Let $\pi:Y\rightarrow X$ be a $C^\infty$ fibered manifold (all constructions, unless otherwise stated are over the smooth manifold category) with $\Omega_k$ the sheaf of (smooth) $k$-forms on $Y$.
This sheaf has a natural filtration, namely let $\mathscr H$ denote the ideal sheaf generated algebraically by the $\pi$-horizontal $1$-forms and set $\mathscr H^r_k$ to be the sheaf of all $k$-forms that belong to the $r$th power of $\mathscr H$. Then $$ \Omega_k=\mathscr H^0_k\supseteq\mathscr H^1_k\supseteq\dots\supseteq\mathscr H^k_k\supseteq 0 $$ is a descending filtration compatible with $d$, so there is in particular a spectral sequence associated to this filtration. The $E_0$-sheet consists of the quotient sheaves $$ \mathscr V_{k,l}:=\mathscr H_{k+l}^{l}/\mathscr H_{k+l}^{l+1} $$with differentials induced from $d$ that go as $$ d:\mathscr V_{k,l}\rightarrow\mathscr V_{k+1,l}. $$
The cohomology of this sequence can be computed by the de Rham-Weil theorem since it is easy to see that the sheaves $\mathscr V_{k,l}$ are soft and the complexes $(\mathscr V_{\ast,l},d)$ are exact everywhere except at $\mathscr V_{0,l}$. Let $\mathcal S_l$ denote the inverse image sheaf $\pi^\ast\Omega_l^X$, where $\Omega^X_l$ is the sheaf of $l$-forms on $X$.
Then $$ 0\rightarrow\mathcal S_l\rightarrow\mathscr V_{0,l}\rightarrow\mathscr V_{1,l}\rightarrow \dots $$ is a soft resolution of the sheaf $\mathcal S_l$, hence $$ H^k(\mathscr V_{\ast,l}(Y),d)=H^k(Y,\mathcal S_l), $$i.e. the cohomology of the $\mathscr V_{\ast,l}$-sequence is isomorphic to the cohomology of the sheaf $\mathcal S_l$.
My question is essentially how does the spectral sequence associated to the above filtration relate to the Serre spectral sequence?
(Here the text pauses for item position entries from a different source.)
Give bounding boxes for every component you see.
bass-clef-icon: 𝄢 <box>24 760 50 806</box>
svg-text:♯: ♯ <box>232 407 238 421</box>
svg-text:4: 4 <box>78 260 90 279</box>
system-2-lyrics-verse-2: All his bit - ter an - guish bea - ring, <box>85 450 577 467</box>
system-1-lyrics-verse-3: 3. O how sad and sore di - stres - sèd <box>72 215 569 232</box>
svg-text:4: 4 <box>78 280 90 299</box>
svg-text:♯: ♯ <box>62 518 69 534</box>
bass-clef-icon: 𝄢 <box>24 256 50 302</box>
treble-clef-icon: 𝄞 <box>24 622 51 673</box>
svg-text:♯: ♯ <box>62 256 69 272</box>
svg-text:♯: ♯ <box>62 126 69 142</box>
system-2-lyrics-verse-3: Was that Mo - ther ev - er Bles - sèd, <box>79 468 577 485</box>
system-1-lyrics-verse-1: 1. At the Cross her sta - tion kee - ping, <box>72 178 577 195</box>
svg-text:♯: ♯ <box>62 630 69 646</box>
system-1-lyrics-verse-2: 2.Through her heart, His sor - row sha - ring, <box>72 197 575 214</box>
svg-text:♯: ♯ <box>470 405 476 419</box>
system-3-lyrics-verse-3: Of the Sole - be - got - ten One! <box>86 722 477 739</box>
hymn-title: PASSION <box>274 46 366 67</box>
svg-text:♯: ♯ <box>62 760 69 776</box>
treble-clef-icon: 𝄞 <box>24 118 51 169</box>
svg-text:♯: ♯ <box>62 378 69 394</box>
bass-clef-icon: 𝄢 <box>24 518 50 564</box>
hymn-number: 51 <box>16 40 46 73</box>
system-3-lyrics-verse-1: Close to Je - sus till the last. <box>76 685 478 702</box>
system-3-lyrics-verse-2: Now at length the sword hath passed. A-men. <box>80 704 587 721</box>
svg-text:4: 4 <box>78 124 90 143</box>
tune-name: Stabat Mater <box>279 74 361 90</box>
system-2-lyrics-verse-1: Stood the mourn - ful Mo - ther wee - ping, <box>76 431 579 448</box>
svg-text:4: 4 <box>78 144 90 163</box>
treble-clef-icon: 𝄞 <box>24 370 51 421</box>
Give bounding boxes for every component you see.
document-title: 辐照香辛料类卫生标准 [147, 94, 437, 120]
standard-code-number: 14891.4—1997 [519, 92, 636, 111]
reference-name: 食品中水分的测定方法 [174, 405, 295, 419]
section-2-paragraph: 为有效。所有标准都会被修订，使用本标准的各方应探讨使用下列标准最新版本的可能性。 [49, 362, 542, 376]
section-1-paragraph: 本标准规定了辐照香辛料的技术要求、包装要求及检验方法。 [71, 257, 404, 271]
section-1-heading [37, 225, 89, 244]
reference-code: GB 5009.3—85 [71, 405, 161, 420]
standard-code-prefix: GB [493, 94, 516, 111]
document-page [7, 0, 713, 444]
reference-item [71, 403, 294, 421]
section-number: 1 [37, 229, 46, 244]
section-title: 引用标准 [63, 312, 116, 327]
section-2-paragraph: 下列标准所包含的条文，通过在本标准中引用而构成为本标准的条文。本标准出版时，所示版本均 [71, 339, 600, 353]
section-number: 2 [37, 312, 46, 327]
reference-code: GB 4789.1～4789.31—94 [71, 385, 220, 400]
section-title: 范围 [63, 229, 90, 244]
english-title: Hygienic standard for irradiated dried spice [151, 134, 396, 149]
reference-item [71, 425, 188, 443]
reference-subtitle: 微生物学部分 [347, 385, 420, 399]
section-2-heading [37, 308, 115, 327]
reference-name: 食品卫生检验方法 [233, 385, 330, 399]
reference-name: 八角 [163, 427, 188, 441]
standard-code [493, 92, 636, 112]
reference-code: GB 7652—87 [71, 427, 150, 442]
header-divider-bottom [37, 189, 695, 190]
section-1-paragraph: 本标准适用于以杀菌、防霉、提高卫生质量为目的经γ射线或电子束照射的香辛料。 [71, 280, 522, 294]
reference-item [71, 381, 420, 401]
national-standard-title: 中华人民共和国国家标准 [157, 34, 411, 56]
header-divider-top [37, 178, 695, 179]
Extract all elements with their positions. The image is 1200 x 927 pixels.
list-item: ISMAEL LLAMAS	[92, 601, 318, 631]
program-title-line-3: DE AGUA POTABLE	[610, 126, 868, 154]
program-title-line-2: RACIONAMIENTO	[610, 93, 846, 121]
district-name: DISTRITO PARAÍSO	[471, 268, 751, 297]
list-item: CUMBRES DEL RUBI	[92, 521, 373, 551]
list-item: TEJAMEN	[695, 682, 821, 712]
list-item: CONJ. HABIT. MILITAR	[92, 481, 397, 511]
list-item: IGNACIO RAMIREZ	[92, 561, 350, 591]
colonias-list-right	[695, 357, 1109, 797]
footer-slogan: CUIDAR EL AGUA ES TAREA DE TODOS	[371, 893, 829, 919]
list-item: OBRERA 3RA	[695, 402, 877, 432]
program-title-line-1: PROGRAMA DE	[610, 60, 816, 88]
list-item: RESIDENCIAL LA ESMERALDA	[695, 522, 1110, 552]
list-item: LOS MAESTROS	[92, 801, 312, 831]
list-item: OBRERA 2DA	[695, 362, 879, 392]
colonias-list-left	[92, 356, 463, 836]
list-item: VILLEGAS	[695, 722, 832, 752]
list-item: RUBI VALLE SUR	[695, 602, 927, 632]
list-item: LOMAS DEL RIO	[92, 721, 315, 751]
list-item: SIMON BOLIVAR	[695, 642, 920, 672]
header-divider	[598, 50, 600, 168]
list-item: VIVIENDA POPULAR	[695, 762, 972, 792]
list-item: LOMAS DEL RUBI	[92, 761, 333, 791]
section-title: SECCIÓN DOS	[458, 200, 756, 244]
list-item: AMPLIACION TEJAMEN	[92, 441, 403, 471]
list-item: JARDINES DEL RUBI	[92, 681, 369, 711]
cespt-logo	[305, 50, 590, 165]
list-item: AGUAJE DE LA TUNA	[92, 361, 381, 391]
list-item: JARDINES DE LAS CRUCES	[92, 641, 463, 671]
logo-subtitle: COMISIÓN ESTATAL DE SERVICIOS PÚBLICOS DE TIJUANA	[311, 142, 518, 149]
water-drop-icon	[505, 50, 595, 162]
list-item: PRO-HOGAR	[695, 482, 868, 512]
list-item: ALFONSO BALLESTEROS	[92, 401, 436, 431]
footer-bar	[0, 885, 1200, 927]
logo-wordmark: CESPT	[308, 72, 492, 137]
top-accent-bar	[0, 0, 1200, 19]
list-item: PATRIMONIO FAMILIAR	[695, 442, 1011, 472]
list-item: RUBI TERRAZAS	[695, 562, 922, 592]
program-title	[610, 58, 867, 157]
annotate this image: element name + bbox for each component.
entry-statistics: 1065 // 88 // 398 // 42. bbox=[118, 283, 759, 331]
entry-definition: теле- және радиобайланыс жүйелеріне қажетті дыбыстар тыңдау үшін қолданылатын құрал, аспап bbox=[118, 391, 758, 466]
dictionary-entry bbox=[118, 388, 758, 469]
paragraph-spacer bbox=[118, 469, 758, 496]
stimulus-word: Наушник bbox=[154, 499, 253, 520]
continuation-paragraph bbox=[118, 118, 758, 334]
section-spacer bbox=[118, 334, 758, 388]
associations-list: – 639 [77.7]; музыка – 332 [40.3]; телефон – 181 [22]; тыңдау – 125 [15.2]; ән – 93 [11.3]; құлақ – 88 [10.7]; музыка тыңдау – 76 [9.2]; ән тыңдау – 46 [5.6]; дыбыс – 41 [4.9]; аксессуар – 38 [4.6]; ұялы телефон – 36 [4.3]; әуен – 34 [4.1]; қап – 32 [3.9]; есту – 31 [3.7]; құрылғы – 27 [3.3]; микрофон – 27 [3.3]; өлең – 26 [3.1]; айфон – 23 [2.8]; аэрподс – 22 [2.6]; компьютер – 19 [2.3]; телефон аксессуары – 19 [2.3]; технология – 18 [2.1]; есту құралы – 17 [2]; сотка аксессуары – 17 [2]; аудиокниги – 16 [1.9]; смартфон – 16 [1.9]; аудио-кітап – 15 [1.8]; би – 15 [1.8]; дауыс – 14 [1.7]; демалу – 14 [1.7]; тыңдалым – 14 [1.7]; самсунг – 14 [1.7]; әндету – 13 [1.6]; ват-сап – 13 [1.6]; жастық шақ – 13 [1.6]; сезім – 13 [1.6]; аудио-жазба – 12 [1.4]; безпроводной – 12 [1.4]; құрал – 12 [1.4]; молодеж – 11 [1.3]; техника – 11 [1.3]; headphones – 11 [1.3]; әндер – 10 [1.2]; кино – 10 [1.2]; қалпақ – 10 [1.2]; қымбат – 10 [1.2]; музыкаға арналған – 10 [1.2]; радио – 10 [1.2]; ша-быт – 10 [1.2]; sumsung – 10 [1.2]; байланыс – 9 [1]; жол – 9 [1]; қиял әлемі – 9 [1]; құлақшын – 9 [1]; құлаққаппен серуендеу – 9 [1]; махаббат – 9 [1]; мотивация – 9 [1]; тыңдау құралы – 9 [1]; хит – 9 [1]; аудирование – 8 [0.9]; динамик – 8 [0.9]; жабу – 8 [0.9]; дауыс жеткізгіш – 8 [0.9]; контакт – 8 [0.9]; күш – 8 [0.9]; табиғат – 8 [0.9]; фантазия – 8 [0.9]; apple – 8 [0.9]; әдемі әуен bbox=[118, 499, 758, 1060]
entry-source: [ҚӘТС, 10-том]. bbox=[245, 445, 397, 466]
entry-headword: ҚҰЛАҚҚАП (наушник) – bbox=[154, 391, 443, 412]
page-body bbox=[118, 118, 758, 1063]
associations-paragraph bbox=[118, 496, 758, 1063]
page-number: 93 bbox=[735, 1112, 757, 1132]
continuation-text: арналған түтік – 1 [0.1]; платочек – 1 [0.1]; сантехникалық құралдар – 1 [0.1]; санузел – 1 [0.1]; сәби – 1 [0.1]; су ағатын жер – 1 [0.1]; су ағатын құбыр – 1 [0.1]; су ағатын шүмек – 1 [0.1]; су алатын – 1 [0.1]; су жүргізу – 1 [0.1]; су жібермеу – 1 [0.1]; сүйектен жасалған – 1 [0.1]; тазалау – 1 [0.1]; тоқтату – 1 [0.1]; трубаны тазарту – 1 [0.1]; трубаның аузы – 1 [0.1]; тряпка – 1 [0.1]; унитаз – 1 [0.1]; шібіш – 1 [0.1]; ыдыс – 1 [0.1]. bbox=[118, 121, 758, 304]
Is it the same (at least when $\pi:Y\rightarrow X$ is a fibre bundle)?
I am much more familiar with differential geometry than algebraic topology, so I don't know a lot about the Serre spectral sequence aside from the basic idea and I have not seen the construction I have outlined above elaborated anywhere.
In particular, can we say any more about the cohomology spaces $H^k(Y,\mathcal S_l)$ in particular how they relate to the cohomologies $H^k_{\mathrm{dR}}(Y)$, $H^k_{\mathrm{dR}}(X)$ and $H^k_{\mathrm{dR}}(F)$ (when $\pi:Y\rightarrow X$ is locally trivial with typical fibre $F$)?
If this is not the Serre spectral sequence in disguise then does the construction I gave have a standard name?